With our user research at hand, we worked to create a fully functioning MVP. I created designs using existing modules from our design system where they existed, and adding new ones where necessary. With our MVP, we launched with an alpha trial, engaging 6 organisations to test our product in the real world. This trial was conducted using a diary study, each time our users interacted with Learning Manager, we asked them to complete a survey telling us about their experience, which I created.
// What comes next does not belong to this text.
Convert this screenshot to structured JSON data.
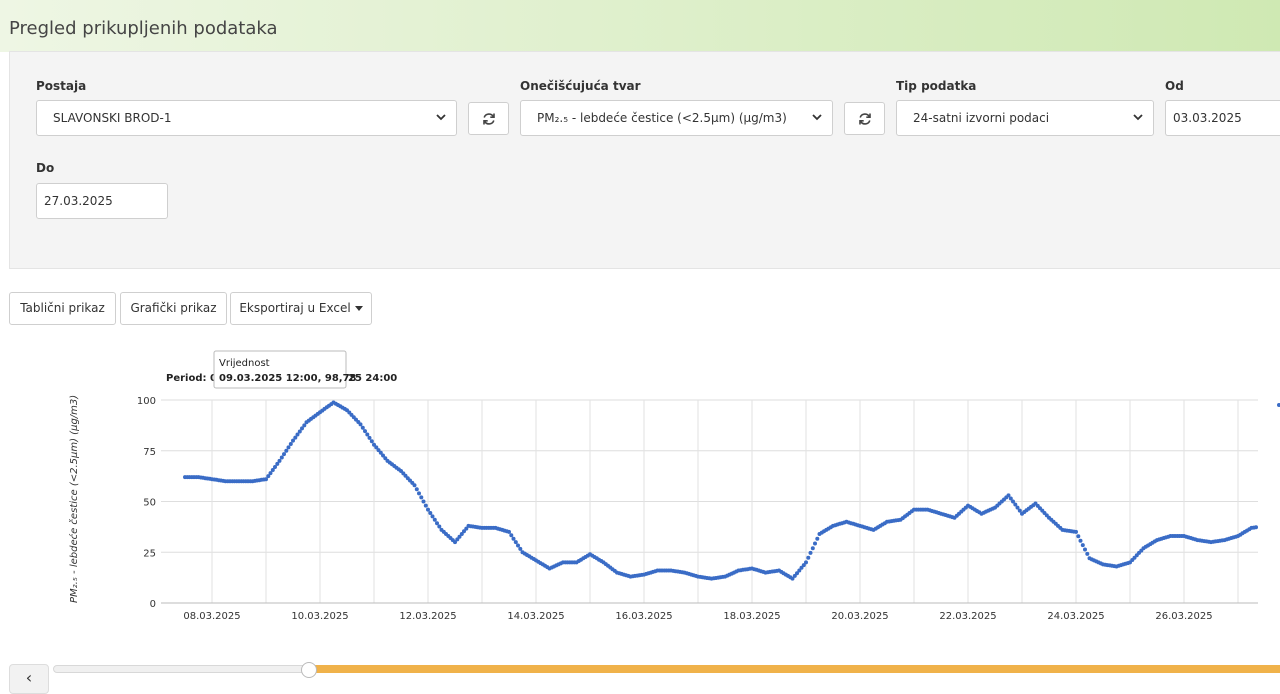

From this trial, I was able to create a full experience map, documenting the good parts and pain points of using Learning Manager.

Experience map in use

Experience map in use

This experience map was used by the team as a continuous, living tool that we added to over time with more feedback, and took from in terms of deciding what to work on next. 


Further projects to develop our MVP from an alpha version to full beta allowed me to address more user needs which we uncovered through ongoing feedback and testing. I designed a way for users to keep track of what they were spending within Learning Manager. Each time a learner takes up a course a manager has recommended, FutureLearn charges them for that learning. However, there was no way for a manager to know exactly what they had spent until it came time for us to invoice them. I delved into how people were managing this process at the time, spoke to the finance department and stakeholders to understand frustrations around this, and worked to create flows and visuals that made this process easier for everyone involved.

Adding pricing to Learning Manager

Adding pricing to Learning Manager

Tracking costs in Learning Manager

Tracking costs in Learning Manager


Learning Manager is now a fully functioning product used by managers and Universities across the world to share learning with people they manage and support. It’s a core part of FutureLearn’s business offering and continues to be developed by other teams.